### 1. Import libraries and load data from database
- Import python libraries
- Load dataset from database with read_sql_table
- Define feature and target variables X & Y

In [1]:
import numpy as np
import pandas as pd 
import matplotlib.pyplot as plt

from sqlalchemy import create_engine

In [4]:
#load engine from database 
engine = create_engine('sqlite:///data/DisasterResponse.db')

In [6]:
df = pd.read_sql_table('DisasterResponse1.sql',engine)

In [7]:
df.head()

Unnamed: 0,id,message,original,genre,related,request,offer,aid_related,medical_help,medical_products,...,aid_centers,other_infrastructure,weather_related,floods,storm,fire,earthquake,cold,other_weather,direct_report
0,2,Weather update - a cold front from Cuba that c...,Un front froid se retrouve sur Cuba ce matin. ...,direct,1,0,0,0,0,0,...,0,0,0,0,0,0,0,0,0,0
1,7,Is the Hurricane over or is it not over,Cyclone nan fini osinon li pa fini,direct,1,0,0,1,0,0,...,0,0,1,0,1,0,0,0,0,0
2,8,Looking for someone but no name,"Patnm, di Maryani relem pou li banm nouvel li ...",direct,1,0,0,0,0,0,...,0,0,0,0,0,0,0,0,0,0
3,9,UN reports Leogane 80-90 destroyed.

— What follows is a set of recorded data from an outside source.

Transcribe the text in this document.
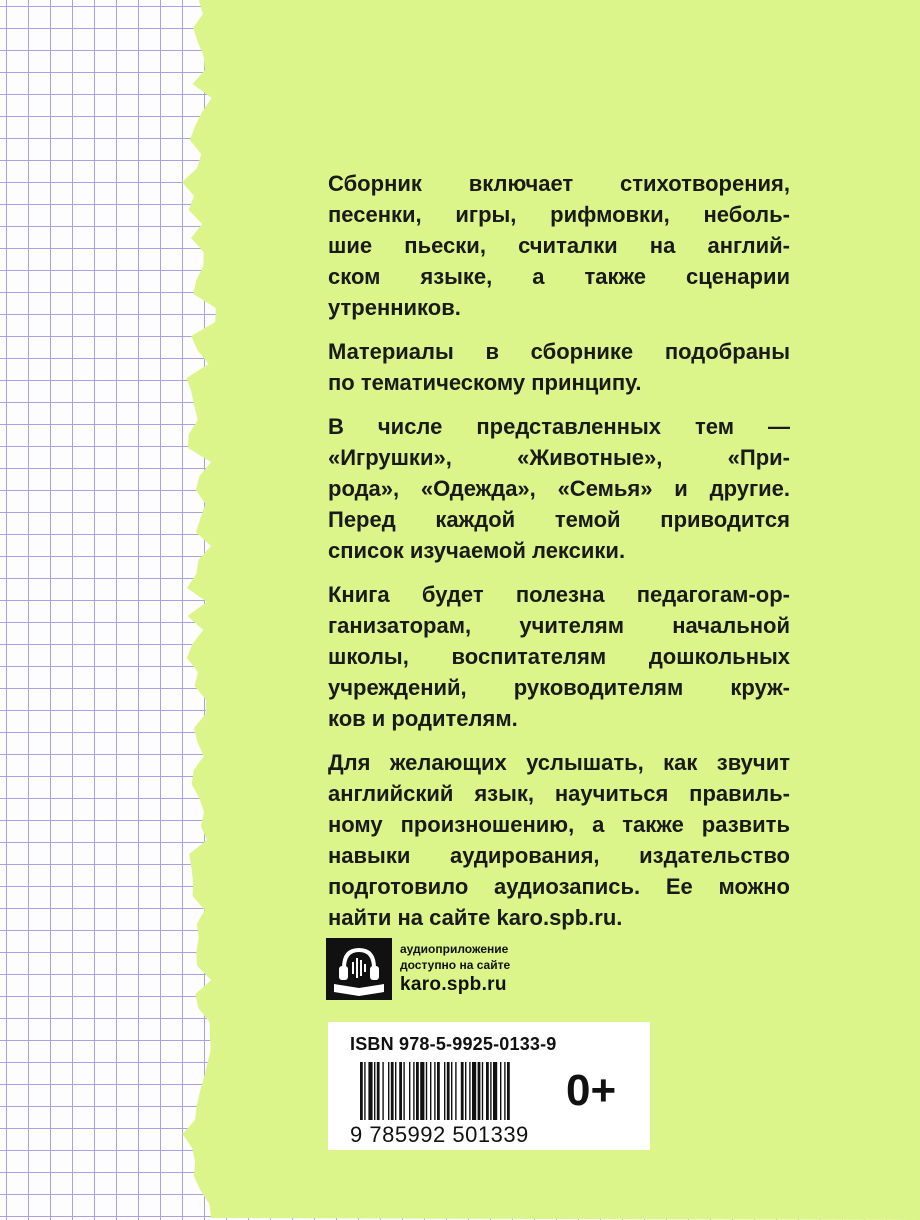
Сборник включает стихотворения,
песенки, игры, рифмовки, неболь-
шие пьески, считалки на англий-
ском языке, а также сценарии
утренников.

Материалы в сборнике подобраны
по тематическому принципу.

В числе представленных тем —
«Игрушки», «Животные», «При-
рода», «Одежда», «Семья» и другие.
Перед каждой темой приводится
список изучаемой лексики.

Книга будет полезна педагогам-ор-
ганизаторам, учителям начальной
школы, воспитателям дошкольных
учреждений, руководителям круж-
ков и родителям.

Для желающих услышать, как звучит
английский язык, научиться правиль-
ному произношению, а также развить
навыки аудирования, издательство
подготовило аудиозапись. Ее можно
найти на сайте karo.spb.ru.

аудиоприложение
доступно на сайте
karo.spb.ru
ISBN 978-5-9925-0133-9
9 785992 501339
0+
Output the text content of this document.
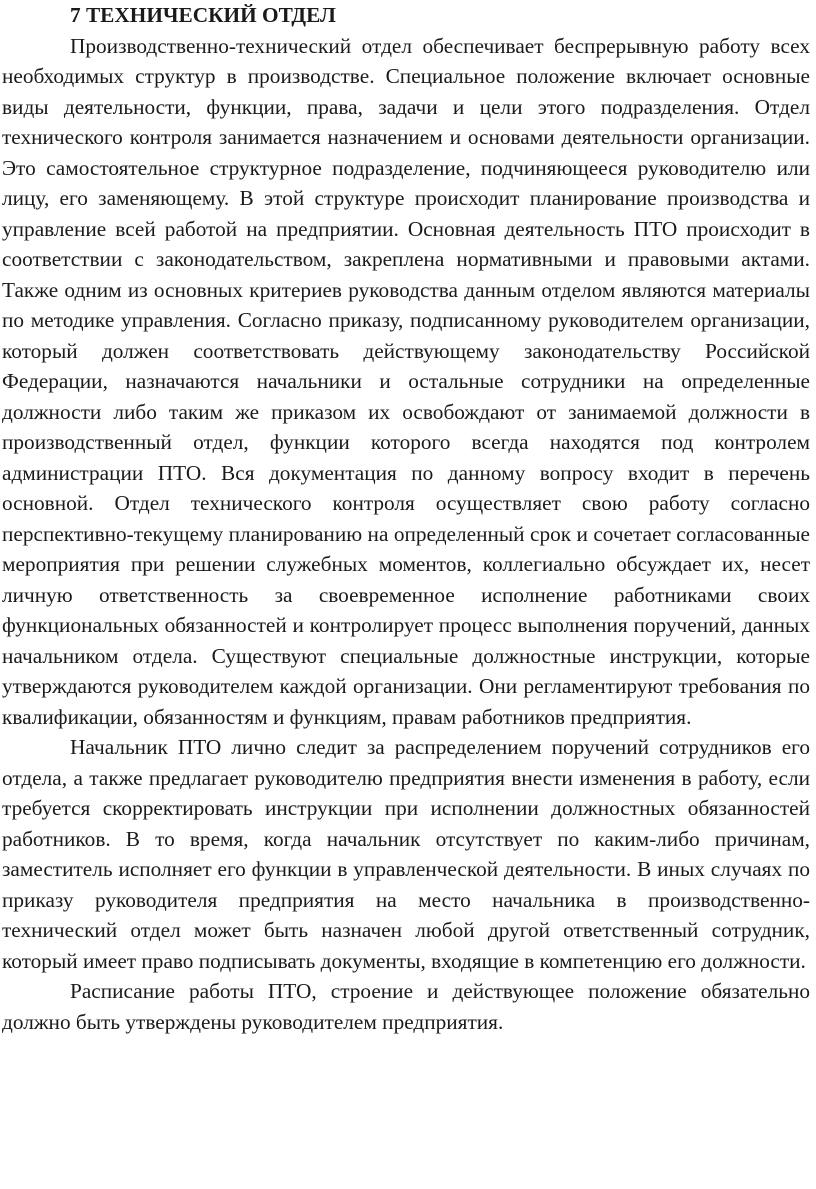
7 ТЕХНИЧЕСКИЙ ОТДЕЛ

Производственно-технический отдел обеспечивает беспрерывную работу всех необходимых структур в производстве. Специальное положение включает основные виды деятельности, функции, права, задачи и цели этого подразделения. Отдел технического контроля занимается назначением и основами деятельности организации. Это самостоятельное структурное подразделение, подчиняющееся руководителю или лицу, его заменяющему. В этой структуре происходит планирование производства и управление всей работой на предприятии. Основная деятельность ПТО происходит в соответствии с законодательством, закреплена нормативными и правовыми актами. Также одним из основных критериев руководства данным отделом являются материалы по методике управления. Согласно приказу, подписанному руководителем организации, который должен соответствовать действующему законодательству Российской Федерации, назначаются начальники и остальные сотрудники на определенные должности либо таким же приказом их освобождают от занимаемой должности в производственный отдел, функции которого всегда находятся под контролем администрации ПТО. Вся документация по данному вопросу входит в перечень основной. Отдел технического контроля осуществляет свою работу согласно перспективно-текущему планированию на определенный срок и сочетает согласованные мероприятия при решении служебных моментов, коллегиально обсуждает их, несет личную ответственность за своевременное исполнение работниками своих функциональных обязанностей и контролирует процесс выполнения поручений, данных начальником отдела. Существуют специальные должностные инструкции, которые утверждаются руководителем каждой организации. Они регламентируют требования по квалификации, обязанностям и функциям, правам работников предприятия.

Начальник ПТО лично следит за распределением поручений сотрудников его отдела, а также предлагает руководителю предприятия внести изменения в работу, если требуется скорректировать инструкции при исполнении должностных обязанностей работников. В то время, когда начальник отсутствует по каким-либо причинам, заместитель исполняет его функции в управленческой деятельности. В иных случаях по приказу руководителя предприятия на место начальника в производственно-технический отдел может быть назначен любой другой ответственный сотрудник, который имеет право подписывать документы, входящие в компетенцию его должности.

Расписание работы ПТО, строение и действующее положение обязательно должно быть утверждены руководителем предприятия.
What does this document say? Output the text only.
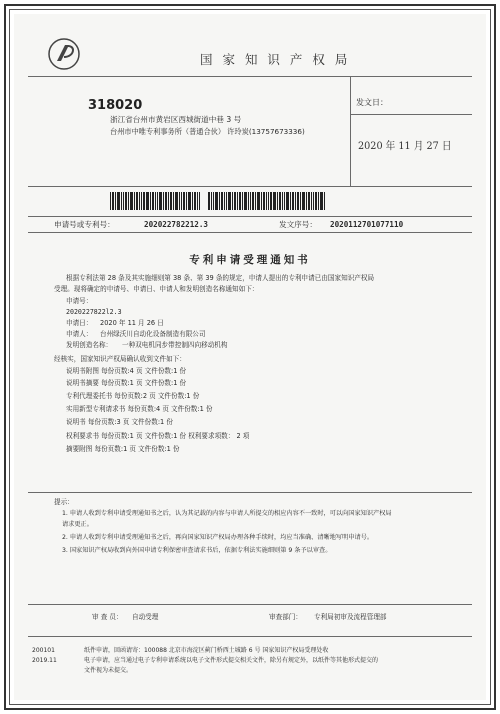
国 家 知 识 产 权 局
318020
浙江省台州市黄岩区西城街道中巷 3 号
台州市中唯专利事务所（普通合伙） 许玲炭(13757673336)
发文日：
2020 年 11 月 27 日
申请号或专利号：	202022782212.3	发文序号： 2020112701077110
专利申请受理通知书
根据专利法第 28 条及其实施细则第 38 条、第 39 条的规定，申请人提出的专利申请已由国家知识产权局
受理。现将确定的申请号、申请日、申请人和发明创造名称通知如下：
申请号：
2020227822l2.3
申请日： 2020 年 11 月 26 日
申请人： 台州绿沃川自动化设备制造有限公司
发明创造名称： 一种双电机同步带控制四向移动机构
经核实，国家知识产权局确认收到文件如下：
说明书附图 每份页数:4 页 文件份数:1 份
说明书摘要 每份页数:1 页 文件份数:1 份
专利代理委托书 每份页数:2 页 文件份数:1 份
实用新型专利请求书 每份页数:4 页 文件份数:1 份
说明书 每份页数:3 页 文件份数:1 份
权利要求书 每份页数:1 页 文件份数:1 份 权利要求项数： 2 项
摘要附图 每份页数:1 页 文件份数:1 份
提示：
1. 申请人收到专利申请受理通知书之后，认为其记载的内容与申请人所提交的相应内容不一致时，可以向国家知识产权局
请求更正。
2. 申请人收到专利申请受理通知书之后，再向国家知识产权局办理各种手续时，均应当准确、清晰地写明申请号。
3. 国家知识产权局收到向外国申请专利保密审查请求书后，依据专利法实施细则第 9 条予以审查。
审 查 员： 自动受理	审查部门： 专利局初审及流程管理部
200101
2019.11
纸件申请，回函请寄：100088 北京市海淀区蓟门桥西土城路 6 号 国家知识产权局受理处收
电子申请，应当通过电子专利申请系统以电子文件形式提交相关文件，除另有规定外，以纸件等其他形式提交的
文件视为未提交。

Only Hospi...,UN reports Leogane 80-90 destroyed. Only Hospi...,direct,1,1,0,1,0,1,...,0,0,0,0,0,0,0,0,0,0
4,12,"says: west side of Haiti, rest of the country ...",facade ouest d Haiti et le reste du pays aujou...,direct,1,0,0,0,0,0,...,0,0,0,0,0,0,0,0,0,0


In [8]:
X = df['message']

In [9]:
y = df.drop(['id','message','original','genre'],axis=1)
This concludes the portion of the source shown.